Brito teve ainda várias conversas informais com o general Figueiredo, já ex-presidente, revelando detalhes desconhecidos da intimidade de seu governo e de alguns políticos. Os dois se encontravam no calçadão da praia de São Conrado, nos fins de semana, como dois cidadãos comuns, período em que Brito morou no Rio. A matéria saiu na Veja, após a morte do general.
Em junho de 1979 o governo Figueiredo havia concluído o projeto de anistia política a ser enviado ao Congresso. Na véspera, repórter e fotógrafo do Globo – o nosso Britinho – estavam no gabinete do ministro Petrônio Portela, da Justiça, com outras personalidades, acompanhando a movimentação. O ministro esqueceu a cópia do projeto na mesa e ficou nervosíssimo. Ameaçando prender todos se o documento não aparecesse.

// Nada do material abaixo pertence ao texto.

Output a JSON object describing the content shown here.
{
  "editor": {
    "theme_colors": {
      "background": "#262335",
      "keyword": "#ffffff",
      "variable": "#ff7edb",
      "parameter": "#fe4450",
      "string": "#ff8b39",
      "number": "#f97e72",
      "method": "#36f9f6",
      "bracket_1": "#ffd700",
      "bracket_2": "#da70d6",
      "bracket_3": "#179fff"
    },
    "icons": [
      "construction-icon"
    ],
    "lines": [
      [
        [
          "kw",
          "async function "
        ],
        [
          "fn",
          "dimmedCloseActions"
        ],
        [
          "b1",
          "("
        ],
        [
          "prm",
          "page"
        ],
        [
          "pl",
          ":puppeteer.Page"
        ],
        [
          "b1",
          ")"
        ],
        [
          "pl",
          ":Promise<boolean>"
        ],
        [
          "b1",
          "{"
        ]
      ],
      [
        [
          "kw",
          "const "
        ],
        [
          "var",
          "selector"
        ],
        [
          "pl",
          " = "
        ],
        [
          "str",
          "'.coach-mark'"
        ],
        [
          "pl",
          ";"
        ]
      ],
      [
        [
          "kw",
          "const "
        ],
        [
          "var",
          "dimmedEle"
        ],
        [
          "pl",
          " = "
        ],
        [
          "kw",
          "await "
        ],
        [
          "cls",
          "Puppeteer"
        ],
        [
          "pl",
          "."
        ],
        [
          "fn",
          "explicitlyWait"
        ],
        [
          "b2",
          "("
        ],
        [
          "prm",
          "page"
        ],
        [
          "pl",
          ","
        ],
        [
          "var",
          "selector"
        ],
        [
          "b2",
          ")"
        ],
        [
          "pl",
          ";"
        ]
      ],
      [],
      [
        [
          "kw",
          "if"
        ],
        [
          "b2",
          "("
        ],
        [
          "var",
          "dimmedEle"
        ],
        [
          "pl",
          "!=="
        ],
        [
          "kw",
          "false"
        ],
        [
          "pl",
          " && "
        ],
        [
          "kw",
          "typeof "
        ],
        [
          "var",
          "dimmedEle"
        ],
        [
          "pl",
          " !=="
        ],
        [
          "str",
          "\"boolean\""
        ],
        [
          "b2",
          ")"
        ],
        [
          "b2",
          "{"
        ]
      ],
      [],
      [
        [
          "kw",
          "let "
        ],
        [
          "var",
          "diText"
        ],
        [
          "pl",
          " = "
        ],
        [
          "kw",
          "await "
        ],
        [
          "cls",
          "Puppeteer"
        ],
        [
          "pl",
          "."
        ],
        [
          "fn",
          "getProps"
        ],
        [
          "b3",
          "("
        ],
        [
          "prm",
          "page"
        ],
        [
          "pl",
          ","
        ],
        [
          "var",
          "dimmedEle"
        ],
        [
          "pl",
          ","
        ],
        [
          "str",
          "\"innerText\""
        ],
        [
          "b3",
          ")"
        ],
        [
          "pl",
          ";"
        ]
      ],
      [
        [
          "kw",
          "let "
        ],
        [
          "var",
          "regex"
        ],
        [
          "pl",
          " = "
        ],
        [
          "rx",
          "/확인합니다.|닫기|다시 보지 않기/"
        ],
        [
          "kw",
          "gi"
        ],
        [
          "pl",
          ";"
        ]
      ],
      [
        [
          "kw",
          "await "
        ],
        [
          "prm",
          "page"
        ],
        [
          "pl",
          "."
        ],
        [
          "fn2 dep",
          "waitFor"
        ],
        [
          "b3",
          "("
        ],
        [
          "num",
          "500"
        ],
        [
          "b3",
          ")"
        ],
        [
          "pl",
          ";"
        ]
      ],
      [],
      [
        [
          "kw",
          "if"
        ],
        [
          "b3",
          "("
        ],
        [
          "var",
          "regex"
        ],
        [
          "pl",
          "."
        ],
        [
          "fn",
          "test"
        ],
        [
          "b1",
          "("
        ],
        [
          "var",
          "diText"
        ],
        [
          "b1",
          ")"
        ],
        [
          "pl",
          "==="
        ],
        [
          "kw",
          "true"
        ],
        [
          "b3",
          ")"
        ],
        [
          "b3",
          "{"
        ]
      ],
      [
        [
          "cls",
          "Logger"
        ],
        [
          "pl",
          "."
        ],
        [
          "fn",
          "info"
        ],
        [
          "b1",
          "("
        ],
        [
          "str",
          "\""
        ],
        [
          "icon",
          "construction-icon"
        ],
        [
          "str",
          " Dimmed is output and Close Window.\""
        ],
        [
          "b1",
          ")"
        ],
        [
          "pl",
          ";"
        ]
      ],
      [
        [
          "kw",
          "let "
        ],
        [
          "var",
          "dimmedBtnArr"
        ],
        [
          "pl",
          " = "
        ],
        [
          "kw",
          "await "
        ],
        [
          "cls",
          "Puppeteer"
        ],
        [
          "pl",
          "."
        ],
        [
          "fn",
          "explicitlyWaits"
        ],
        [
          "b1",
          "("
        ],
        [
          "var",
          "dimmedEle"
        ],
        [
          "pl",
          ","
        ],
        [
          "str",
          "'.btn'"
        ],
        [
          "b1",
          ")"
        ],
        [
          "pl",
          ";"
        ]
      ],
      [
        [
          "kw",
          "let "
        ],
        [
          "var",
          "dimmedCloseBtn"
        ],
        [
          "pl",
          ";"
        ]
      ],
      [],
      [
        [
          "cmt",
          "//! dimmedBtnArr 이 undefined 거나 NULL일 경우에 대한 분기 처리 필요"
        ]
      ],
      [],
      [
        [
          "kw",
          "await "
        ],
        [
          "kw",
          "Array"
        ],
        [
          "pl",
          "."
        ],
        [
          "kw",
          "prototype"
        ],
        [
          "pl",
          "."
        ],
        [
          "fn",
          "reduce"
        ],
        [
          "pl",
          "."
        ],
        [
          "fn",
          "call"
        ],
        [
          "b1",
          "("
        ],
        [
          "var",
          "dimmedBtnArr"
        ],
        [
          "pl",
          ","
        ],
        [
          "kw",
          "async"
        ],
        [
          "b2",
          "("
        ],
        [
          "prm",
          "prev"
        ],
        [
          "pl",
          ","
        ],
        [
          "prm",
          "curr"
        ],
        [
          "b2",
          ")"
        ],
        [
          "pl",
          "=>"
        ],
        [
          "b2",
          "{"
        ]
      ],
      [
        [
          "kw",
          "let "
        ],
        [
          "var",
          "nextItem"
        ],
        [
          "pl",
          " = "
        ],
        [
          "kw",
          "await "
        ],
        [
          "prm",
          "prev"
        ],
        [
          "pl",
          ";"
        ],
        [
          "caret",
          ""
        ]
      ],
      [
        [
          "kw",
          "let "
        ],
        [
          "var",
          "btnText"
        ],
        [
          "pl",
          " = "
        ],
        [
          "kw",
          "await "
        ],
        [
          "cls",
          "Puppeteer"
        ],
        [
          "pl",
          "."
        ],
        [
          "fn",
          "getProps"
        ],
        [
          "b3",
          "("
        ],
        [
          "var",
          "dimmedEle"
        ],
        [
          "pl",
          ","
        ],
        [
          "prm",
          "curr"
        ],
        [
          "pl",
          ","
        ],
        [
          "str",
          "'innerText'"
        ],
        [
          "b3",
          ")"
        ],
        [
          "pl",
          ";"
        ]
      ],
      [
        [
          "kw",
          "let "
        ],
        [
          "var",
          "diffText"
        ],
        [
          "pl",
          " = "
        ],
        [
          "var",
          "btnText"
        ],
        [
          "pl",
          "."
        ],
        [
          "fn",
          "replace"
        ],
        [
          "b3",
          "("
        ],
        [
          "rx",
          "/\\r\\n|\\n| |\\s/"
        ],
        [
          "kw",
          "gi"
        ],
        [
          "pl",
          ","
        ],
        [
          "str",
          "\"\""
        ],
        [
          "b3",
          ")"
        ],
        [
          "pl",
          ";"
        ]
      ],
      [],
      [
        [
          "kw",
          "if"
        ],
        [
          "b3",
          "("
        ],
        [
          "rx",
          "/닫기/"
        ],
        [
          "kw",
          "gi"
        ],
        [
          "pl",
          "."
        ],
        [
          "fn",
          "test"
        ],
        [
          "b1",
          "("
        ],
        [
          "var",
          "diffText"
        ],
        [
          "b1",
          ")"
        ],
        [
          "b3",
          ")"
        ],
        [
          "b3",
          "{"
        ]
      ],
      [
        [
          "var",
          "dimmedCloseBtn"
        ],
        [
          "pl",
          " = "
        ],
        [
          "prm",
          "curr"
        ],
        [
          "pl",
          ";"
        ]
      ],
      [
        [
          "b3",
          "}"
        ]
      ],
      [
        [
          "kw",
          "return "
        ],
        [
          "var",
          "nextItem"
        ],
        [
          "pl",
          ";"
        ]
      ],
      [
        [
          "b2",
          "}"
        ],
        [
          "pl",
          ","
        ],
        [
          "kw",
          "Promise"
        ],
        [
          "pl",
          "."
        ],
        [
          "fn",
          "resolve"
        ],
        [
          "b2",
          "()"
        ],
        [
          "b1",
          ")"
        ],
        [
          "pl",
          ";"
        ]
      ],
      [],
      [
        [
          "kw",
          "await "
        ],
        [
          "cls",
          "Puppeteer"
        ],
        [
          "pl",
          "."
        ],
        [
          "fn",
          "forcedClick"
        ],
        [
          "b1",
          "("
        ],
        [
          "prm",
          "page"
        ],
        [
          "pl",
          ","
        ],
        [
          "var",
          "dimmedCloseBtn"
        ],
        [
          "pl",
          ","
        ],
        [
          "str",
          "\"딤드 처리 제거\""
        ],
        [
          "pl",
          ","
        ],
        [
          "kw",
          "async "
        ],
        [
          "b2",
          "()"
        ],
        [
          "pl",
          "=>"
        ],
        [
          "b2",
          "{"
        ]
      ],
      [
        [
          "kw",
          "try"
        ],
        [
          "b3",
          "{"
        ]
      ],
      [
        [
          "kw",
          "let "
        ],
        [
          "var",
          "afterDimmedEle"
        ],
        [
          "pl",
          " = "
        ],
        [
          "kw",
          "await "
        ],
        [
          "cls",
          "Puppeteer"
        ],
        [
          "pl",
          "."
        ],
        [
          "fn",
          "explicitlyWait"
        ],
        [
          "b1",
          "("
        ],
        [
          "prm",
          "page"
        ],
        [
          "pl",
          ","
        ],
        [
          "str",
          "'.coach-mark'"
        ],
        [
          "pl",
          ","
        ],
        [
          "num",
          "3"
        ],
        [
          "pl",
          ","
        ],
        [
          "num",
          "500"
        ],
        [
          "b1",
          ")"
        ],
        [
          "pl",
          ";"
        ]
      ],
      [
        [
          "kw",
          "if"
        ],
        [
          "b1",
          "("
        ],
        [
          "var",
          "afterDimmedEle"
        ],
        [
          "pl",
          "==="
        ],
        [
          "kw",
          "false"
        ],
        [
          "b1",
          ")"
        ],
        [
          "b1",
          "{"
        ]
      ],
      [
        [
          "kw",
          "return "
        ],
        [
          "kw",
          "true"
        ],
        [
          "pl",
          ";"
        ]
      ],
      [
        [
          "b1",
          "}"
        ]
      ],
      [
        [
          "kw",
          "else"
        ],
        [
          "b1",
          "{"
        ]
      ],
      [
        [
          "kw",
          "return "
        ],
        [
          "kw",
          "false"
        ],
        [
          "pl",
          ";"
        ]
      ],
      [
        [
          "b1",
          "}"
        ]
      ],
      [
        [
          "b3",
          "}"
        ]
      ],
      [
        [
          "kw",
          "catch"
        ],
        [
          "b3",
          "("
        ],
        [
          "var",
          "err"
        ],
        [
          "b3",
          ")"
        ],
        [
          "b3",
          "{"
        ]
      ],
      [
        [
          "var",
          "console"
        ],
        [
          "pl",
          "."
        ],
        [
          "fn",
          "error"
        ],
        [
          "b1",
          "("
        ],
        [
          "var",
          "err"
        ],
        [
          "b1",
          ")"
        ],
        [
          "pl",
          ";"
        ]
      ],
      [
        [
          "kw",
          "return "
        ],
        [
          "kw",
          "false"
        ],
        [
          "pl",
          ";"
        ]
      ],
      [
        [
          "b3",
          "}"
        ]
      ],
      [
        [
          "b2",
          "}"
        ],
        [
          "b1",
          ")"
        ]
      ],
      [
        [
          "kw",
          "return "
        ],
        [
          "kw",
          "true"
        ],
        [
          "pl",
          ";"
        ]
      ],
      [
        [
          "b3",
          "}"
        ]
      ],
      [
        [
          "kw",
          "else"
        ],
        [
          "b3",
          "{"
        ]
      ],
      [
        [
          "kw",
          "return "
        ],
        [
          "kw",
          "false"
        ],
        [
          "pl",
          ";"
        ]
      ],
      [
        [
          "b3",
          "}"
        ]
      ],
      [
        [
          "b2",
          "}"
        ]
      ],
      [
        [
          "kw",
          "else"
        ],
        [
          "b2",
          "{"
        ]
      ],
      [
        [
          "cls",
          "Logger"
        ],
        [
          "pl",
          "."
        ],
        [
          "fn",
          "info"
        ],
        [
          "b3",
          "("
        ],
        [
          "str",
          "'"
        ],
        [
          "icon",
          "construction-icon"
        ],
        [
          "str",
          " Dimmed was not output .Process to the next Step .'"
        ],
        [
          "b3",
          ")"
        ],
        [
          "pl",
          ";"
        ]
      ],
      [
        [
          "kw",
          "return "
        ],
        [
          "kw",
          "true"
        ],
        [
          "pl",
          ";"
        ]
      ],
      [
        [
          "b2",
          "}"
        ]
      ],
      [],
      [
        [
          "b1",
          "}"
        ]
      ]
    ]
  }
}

O criativo Orlando Brito – ôpa!, como dizia ele – antes disso já tinha fotografado as páginas do cobiçado documento, colocando-as na bolsa da câmera e se mandou. Transmitiu tudo por radiofoto da época e dia seguinte o Globo publicou, com exclusividade, a íntegra do projeto da anistia, classificando-a como um furo histórico.
Sempre bem humorado o meu amigo Orlando “Britinho” Brito. Esta era uma qualidade especial que possuía. Difícil não vê-lo sorrindo. Jamais algo além do limite da educação e do respeito. Jamais o vi, também, sem uma ou duas, ou até outra, câmeras fotográficas penduradas no pescoço. Os olhos do Brito não falhavam. Um ou mais clicks e uma joia fotográfica na mão. Assim foi sua bela carreira.
Com importante detalhe: tão bem como fotografava, Brito também escrevia. Produziu vários livros com suas fotos e textos esclarecedores. Uma história do Brasil através das imagens dos últimos presidentes, da classe política e dos políticos no Congresso, quando não estava fechado pelo regime militar. Mesmo assim ia lá e fotografava, entristecido pelo que via, mais de uma vez: o autoritarismo, a ditadura.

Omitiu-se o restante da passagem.